Spring has already introduced some mechanisms to achieve that and we've chosen to use the @ConditionalOnProperty annotation that checks if the specified properties have a specific value. By default the properties of the main application must be present in the Environment like **application.properties** file.

In our security module we have the following java configurations:

**Basic Authentication**

@Configuration

@ConditionalOnProperty(name = "app.security", havingValue = "basic")

public class BasicSecurityConfig extends WebSecurityConfigurerAdapter {

...

}

 

**JWT Authentication**

@Configuration

@ConditionalOnProperty(name = "app.security", havingValue = "jwt")

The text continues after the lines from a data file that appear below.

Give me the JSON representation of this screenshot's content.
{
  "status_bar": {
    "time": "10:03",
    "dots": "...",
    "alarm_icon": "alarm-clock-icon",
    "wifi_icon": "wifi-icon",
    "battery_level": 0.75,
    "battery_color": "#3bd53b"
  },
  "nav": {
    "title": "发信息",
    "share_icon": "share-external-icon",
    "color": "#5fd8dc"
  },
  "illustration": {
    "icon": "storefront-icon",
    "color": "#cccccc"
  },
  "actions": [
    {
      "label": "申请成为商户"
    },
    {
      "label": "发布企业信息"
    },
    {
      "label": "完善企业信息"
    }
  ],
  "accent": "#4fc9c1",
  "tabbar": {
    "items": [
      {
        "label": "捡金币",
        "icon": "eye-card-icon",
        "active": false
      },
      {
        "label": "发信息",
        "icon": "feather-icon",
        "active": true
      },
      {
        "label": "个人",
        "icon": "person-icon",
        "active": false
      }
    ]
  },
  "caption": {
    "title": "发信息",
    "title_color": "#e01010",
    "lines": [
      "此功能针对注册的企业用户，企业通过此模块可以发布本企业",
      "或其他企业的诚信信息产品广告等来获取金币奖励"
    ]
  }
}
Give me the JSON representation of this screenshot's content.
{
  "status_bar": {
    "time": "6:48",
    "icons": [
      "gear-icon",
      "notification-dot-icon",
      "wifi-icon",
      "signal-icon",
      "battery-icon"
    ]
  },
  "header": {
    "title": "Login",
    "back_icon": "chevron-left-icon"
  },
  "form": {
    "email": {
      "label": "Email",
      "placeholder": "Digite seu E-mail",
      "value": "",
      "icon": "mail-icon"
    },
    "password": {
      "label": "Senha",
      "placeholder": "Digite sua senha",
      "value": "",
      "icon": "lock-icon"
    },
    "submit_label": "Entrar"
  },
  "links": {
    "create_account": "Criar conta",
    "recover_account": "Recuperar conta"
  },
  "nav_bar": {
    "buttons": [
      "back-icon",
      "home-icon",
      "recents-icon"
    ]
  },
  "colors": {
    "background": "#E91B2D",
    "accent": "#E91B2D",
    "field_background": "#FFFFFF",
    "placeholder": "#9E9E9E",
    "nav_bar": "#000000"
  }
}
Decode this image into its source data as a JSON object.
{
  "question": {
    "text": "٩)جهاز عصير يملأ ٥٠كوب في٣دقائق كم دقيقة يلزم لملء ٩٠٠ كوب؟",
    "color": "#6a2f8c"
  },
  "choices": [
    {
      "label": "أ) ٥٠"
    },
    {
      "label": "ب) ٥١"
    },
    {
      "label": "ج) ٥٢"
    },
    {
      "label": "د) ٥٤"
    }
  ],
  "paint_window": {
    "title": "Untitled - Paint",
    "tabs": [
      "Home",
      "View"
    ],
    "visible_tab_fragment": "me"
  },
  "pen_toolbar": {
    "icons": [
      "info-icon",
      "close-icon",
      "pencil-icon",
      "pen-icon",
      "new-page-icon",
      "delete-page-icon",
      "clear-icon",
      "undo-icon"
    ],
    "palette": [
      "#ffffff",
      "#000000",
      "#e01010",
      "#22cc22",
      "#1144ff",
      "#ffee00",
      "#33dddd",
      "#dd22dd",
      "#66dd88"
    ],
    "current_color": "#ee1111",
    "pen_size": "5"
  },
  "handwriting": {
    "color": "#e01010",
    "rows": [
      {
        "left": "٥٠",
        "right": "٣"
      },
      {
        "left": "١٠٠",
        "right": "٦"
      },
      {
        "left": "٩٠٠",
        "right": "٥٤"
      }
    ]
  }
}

public class JwtSecurityConfig extends WebSecurityConfigurerAdapter {

...

}

 

**SAML Authentication**

@Configuration

@ConditionalOnProperty(name = "app.security", havingValue = "saml")

public class SamlSecurityConfig extends WebSecurityConfigurerAdapter {

...

}

 

Now let's see how we can achieve different authentication support in new applications.

If for application **A** we want to choose the basic authentication, we just have to add to application.properties the line:

app.security=basic

 

If for application **B** we want to choose the JWT authentication we just have to add to application.properties the line:

app.security=jwt

 

Conclusion

In this short post, we've seen the simplicity and flexibility of using the @ConditionalOnProperty annotation and how to use it to load Spring security configurations conditionally.